Symptome in Wellen – die Therapie auch |
Daniela Hüttemann |
30.05.2023 18:00 Uhr |
Professor Dr. Martin Storr, Gastroenterologe vom Zentrum für Endoskopie in Starnberg und Zentrum für Innere Medizin in Gauting, betonte, dass Diagnostik und Therapie möglichst früh erfolgen sollten, um eine Chronifizierung zu verhindern. Reizdarm-Beschwerden könnten phasenweise stärker und schwächer sein. Die Therapie könne hierauf abgestimmt werden.
»Der Patient sollte frühzeitig auf eine Reizdarm-geeignete Ernährung eingestellt werden«, so der Mediziner, der auch Autor des Buches »Das Reizdarm-Programm« ist. Als Stichwort nannte er eine FODMAP-arme Diät. FODMAP steht für fermentierbare Oligosaccharide, Disaccharide, Monosaccharide und Polyole, also kurzkettige Kohlenhydrate und Zuckeralkohole. Sie seien per se nicht ungesund, aber bei Reizdarm-Beschwerden ungünstig.
Die Erklärungsansätze bieten mögliche Ansatzpunkte für Therapien, zum Beispiel Probiotika bei einer Dysbiose, allerdings gibt es hier bislang noch keine klinisch etablierten Behandlungsmöglichkeiten. Solange bleibt es, auch gemäß der S3-Leitlinie zum Reizdarm, bei einer symptomatischen Behandlung. Die Leitlinie empfiehlt eine multimodale Therapie mit Lebensstil- und Ernährungsänderungen, Entspannungsmaßnahmen, kognitiver Verhaltenstherapie und auch symptomlindernden klassischen Medikamenten sowie Phytopharmaka.

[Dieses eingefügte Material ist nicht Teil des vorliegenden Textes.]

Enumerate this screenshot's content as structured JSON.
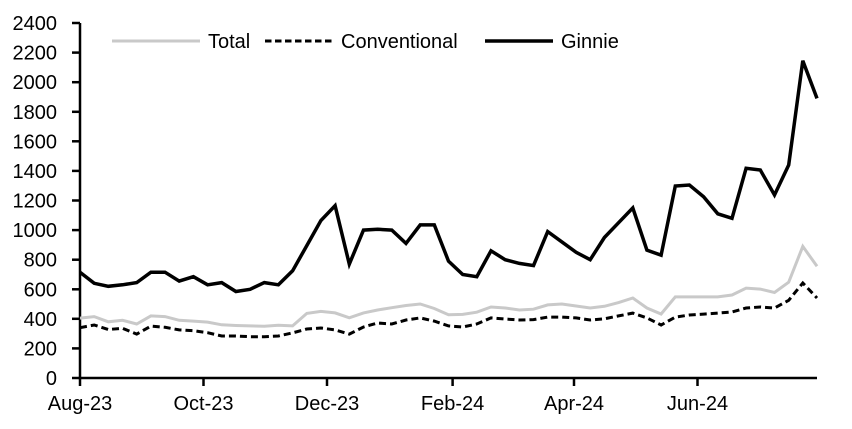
{
  "chart_data": {
    "type": "line",
    "title": "",
    "xlabel": "",
    "ylabel": "",
    "x_unit": "weekly",
    "x_tick_labels": [
      "Aug-23",
      "Oct-23",
      "Dec-23",
      "Feb-24",
      "Apr-24",
      "Jun-24"
    ],
    "y_ticks": [
      0,
      200,
      400,
      600,
      800,
      1000,
      1200,
      1400,
      1600,
      1800,
      2000,
      2200,
      2400
    ],
    "ylim": [
      0,
      2400
    ],
    "grid": false,
    "legend_position": "top",
    "axis_color": "#000000",
    "series": [
      {
        "name": "Total",
        "color": "#c9c9c9",
        "line_style": "solid",
        "values": [
          405,
          415,
          380,
          390,
          365,
          420,
          415,
          390,
          385,
          378,
          360,
          355,
          352,
          350,
          357,
          352,
          437,
          450,
          440,
          407,
          440,
          460,
          475,
          490,
          500,
          470,
          428,
          430,
          445,
          480,
          473,
          460,
          465,
          494,
          500,
          487,
          473,
          485,
          510,
          541,
          473,
          433,
          548,
          548,
          548,
          548,
          561,
          608,
          601,
          578,
          648,
          890,
          755
        ]
      },
      {
        "name": "Conventional",
        "color": "#000000",
        "line_style": "dashed",
        "values": [
          340,
          358,
          328,
          336,
          297,
          351,
          343,
          325,
          320,
          306,
          284,
          284,
          279,
          279,
          284,
          305,
          331,
          338,
          325,
          297,
          345,
          372,
          365,
          392,
          406,
          385,
          352,
          345,
          365,
          406,
          399,
          392,
          395,
          412,
          412,
          406,
          392,
          400,
          420,
          439,
          406,
          358,
          412,
          426,
          432,
          439,
          446,
          473,
          480,
          473,
          525,
          642,
          541
        ]
      },
      {
        "name": "Ginnie",
        "color": "#000000",
        "line_style": "solid",
        "values": [
          715,
          640,
          620,
          630,
          645,
          715,
          715,
          655,
          685,
          630,
          645,
          585,
          600,
          645,
          630,
          725,
          895,
          1065,
          1165,
          770,
          1000,
          1005,
          1000,
          910,
          1035,
          1035,
          790,
          700,
          685,
          860,
          800,
          775,
          760,
          990,
          920,
          850,
          800,
          950,
          1050,
          1150,
          865,
          830,
          1298,
          1305,
          1225,
          1110,
          1080,
          1418,
          1406,
          1237,
          1440,
          2145,
          1890
        ]
      }
    ]
  }
}
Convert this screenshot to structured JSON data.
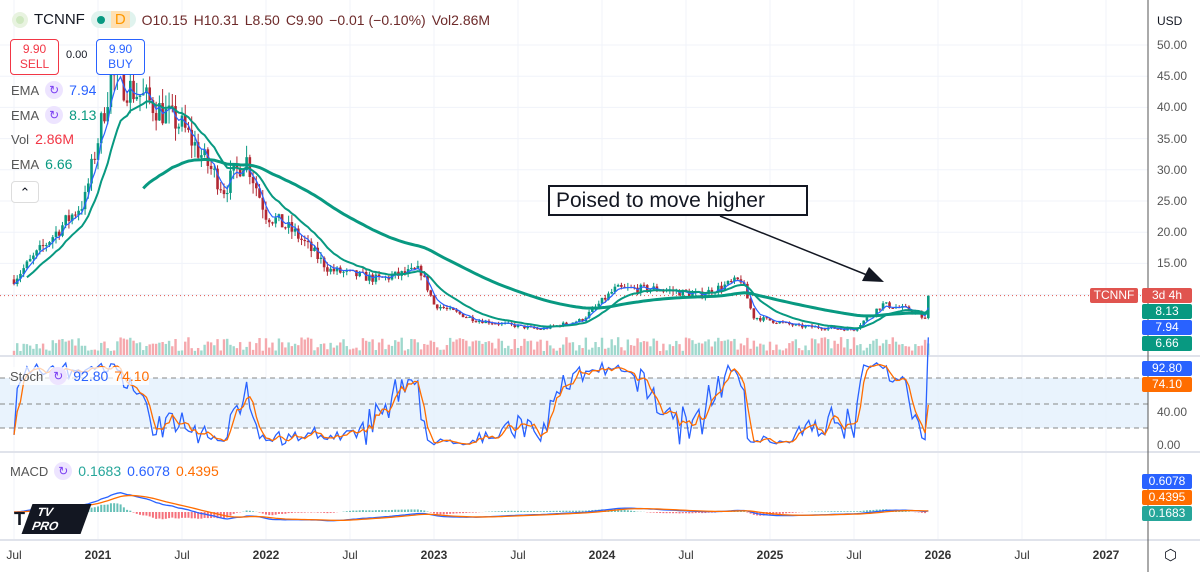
{
  "header": {
    "symbol": "TCNNF",
    "interval": "D",
    "open": "O10.15",
    "high": "H10.31",
    "low": "L8.50",
    "close": "C9.90",
    "change": "−0.01 (−0.10%)",
    "vol": "Vol2.86M"
  },
  "trade": {
    "sell_price": "9.90",
    "sell_label": "SELL",
    "spread": "0.00",
    "buy_price": "9.90",
    "buy_label": "BUY"
  },
  "indicators": [
    {
      "name": "EMA",
      "value": "7.94",
      "color": "#2962ff"
    },
    {
      "name": "EMA",
      "value": "8.13",
      "color": "#089981"
    },
    {
      "name": "Vol",
      "value": "2.86M",
      "color": "#f23645"
    },
    {
      "name": "EMA",
      "value": "6.66",
      "color": "#089981"
    }
  ],
  "stoch": {
    "name": "Stoch",
    "k": "92.80",
    "d": "74.10",
    "ticks": [
      "40.00",
      "0.00"
    ]
  },
  "macd": {
    "name": "MACD",
    "hist": "0.1683",
    "macd": "0.6078",
    "signal": "0.4395"
  },
  "price_axis": {
    "currency": "USD",
    "ticks": [
      "50.00",
      "45.00",
      "40.00",
      "35.00",
      "30.00",
      "25.00",
      "20.00",
      "15.00"
    ],
    "symbol_tag": "TCNNF",
    "countdown": "3d 4h",
    "ema_tags": [
      "8.13",
      "7.94",
      "6.66"
    ]
  },
  "time_axis": [
    {
      "label": "Jul",
      "bold": false
    },
    {
      "label": "2021",
      "bold": true
    },
    {
      "label": "Jul",
      "bold": false
    },
    {
      "label": "2022",
      "bold": true
    },
    {
      "label": "Jul",
      "bold": false
    },
    {
      "label": "2023",
      "bold": true
    },
    {
      "label": "Jul",
      "bold": false
    },
    {
      "label": "2024",
      "bold": true
    },
    {
      "label": "Jul",
      "bold": false
    },
    {
      "label": "2025",
      "bold": true
    },
    {
      "label": "Jul",
      "bold": false
    },
    {
      "label": "2026",
      "bold": true
    },
    {
      "label": "Jul",
      "bold": false
    },
    {
      "label": "2027",
      "bold": true
    }
  ],
  "annotation": "Poised to move higher",
  "logo": "TV PRO",
  "chart_data": {
    "type": "candlestick",
    "symbol": "TCNNF",
    "ylim": [
      0,
      52
    ],
    "xlim": [
      2020.45,
      2027.25
    ],
    "closes": [
      [
        2020.5,
        12.5
      ],
      [
        2020.75,
        20
      ],
      [
        2020.92,
        25
      ],
      [
        2021.08,
        45
      ],
      [
        2021.25,
        42
      ],
      [
        2021.5,
        37
      ],
      [
        2021.75,
        27
      ],
      [
        2021.88,
        32
      ],
      [
        2022.0,
        23
      ],
      [
        2022.17,
        20
      ],
      [
        2022.38,
        14
      ],
      [
        2022.67,
        12.5
      ],
      [
        2022.92,
        14
      ],
      [
        2023.0,
        8.5
      ],
      [
        2023.25,
        6
      ],
      [
        2023.63,
        4.5
      ],
      [
        2023.88,
        6
      ],
      [
        2024.08,
        11
      ],
      [
        2024.33,
        11
      ],
      [
        2024.58,
        10
      ],
      [
        2024.83,
        12.5
      ],
      [
        2024.9,
        6.5
      ],
      [
        2025.17,
        5
      ],
      [
        2025.5,
        4.5
      ],
      [
        2025.67,
        8.5
      ],
      [
        2025.85,
        7.5
      ],
      [
        2025.93,
        6
      ],
      [
        2025.96,
        9.9
      ]
    ],
    "last_price": 9.9,
    "colors": {
      "up": "#089981",
      "down": "#b22833",
      "ema_fast": "#2962ff",
      "ema_slow": "#089981",
      "stoch_k": "#2962ff",
      "stoch_d": "#ff6d00"
    }
  }
}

Bei einer medikamentösen Therapie soll das Symptom, das den Patienten selbst am meisten stört, im Mittelpunkt stehen, betonte Storr, ob es Durchfall, Sodbrennen oder Krämpfe sind. Man könne mit einer Tablette nicht alles auf einmal angehen und das müsse man dem Patienten auch so kommunizieren. »Ich sage meinen Patienten oft, stellen Sie sich vor, ich sei ein Zauberer, kann aber nur ein Symptom nach dem anderen wegzaubern – welches soll es zuerst sein?«
Während die chemisch-synthetischen Arzneistoffe in der Regel gezielt ein Symptom angehen, habe man mit den Phytopharmaka Vielstoffgemische, die eine breitere Wirkung erzielen können, so Storr, doch auch sie seien keine Zaubermittel.
Als phytotherapeutische Option bei den Leitsymptomen Schmerzen und Blähungen empfiehlt die Leitlinie eine Therapie mit Pfefferminzöl-haltigen Arzneimitteln (Empfehlung 9-1,Empfehlungsgrad A, starker Konsens). Dazu gehört das Präparat Carmenthin® von Schwabe, das neben Pfefferminzöl auch Kümmelöl enthält. »Die Kombination macht Sinn: Pfefferminz wirkt krampflösend und schmerzlindernd, Kümmel entblähend und hemmt die Gasbildung«, erklärte Storr. Die Inhaltsstoffe der Pfefferminze würden spannungshemmende Calcium-Kanäle der glatten Darmmuskulatur hemmen sowie den Kälterezeptor TRPM8 aktivieren und dadurch Schmerzsignale blockieren, so die postulierte Wirkung. Zudem werde die Oberflächenspannung von Schäumen im Darm reduziert und pathogene Mikroorganismen selektiv gehemmt.
Storr stellte auch Ergebnisse einer neuen, von ihm geleiteten und von Schwabe finanzierten placebokontrollierten, doppelblinden, vierwöchigen Studie vor, mit einer unverblindeten elfmonatigen Follow-up-Phase. Demnach linderte Carmenthin Schmerzen, Krämpfe, Druck- und Völlegefühl signifikant stärker als das Placebo (DOI: 10.1055/a-1823-1333). »Es wirkt vielleicht nicht sofort nach der Einnahme, aber eine erste Besserung tritt bereits in den ersten Tagen auf. Nach vier Wochen hatte sich der Schmerz halbiert.« Der stärkste Effekt trat im ersten Monat ein, doch auch danach nahmen die Symptome über die zwölf Monate der Studie kontinuierlich weiter ab.
In der S3-Leitlinie heißt es weiterhin: »Mehrere weitere phytotherapeutische Präparate haben sich als wirksam zur Symptomlinderung erwiesen und sollten individuell ins Behandlungskonzept integriert
werden.« (Empfehlung 9-2, Empfehlungsgrad B, starker Konsens).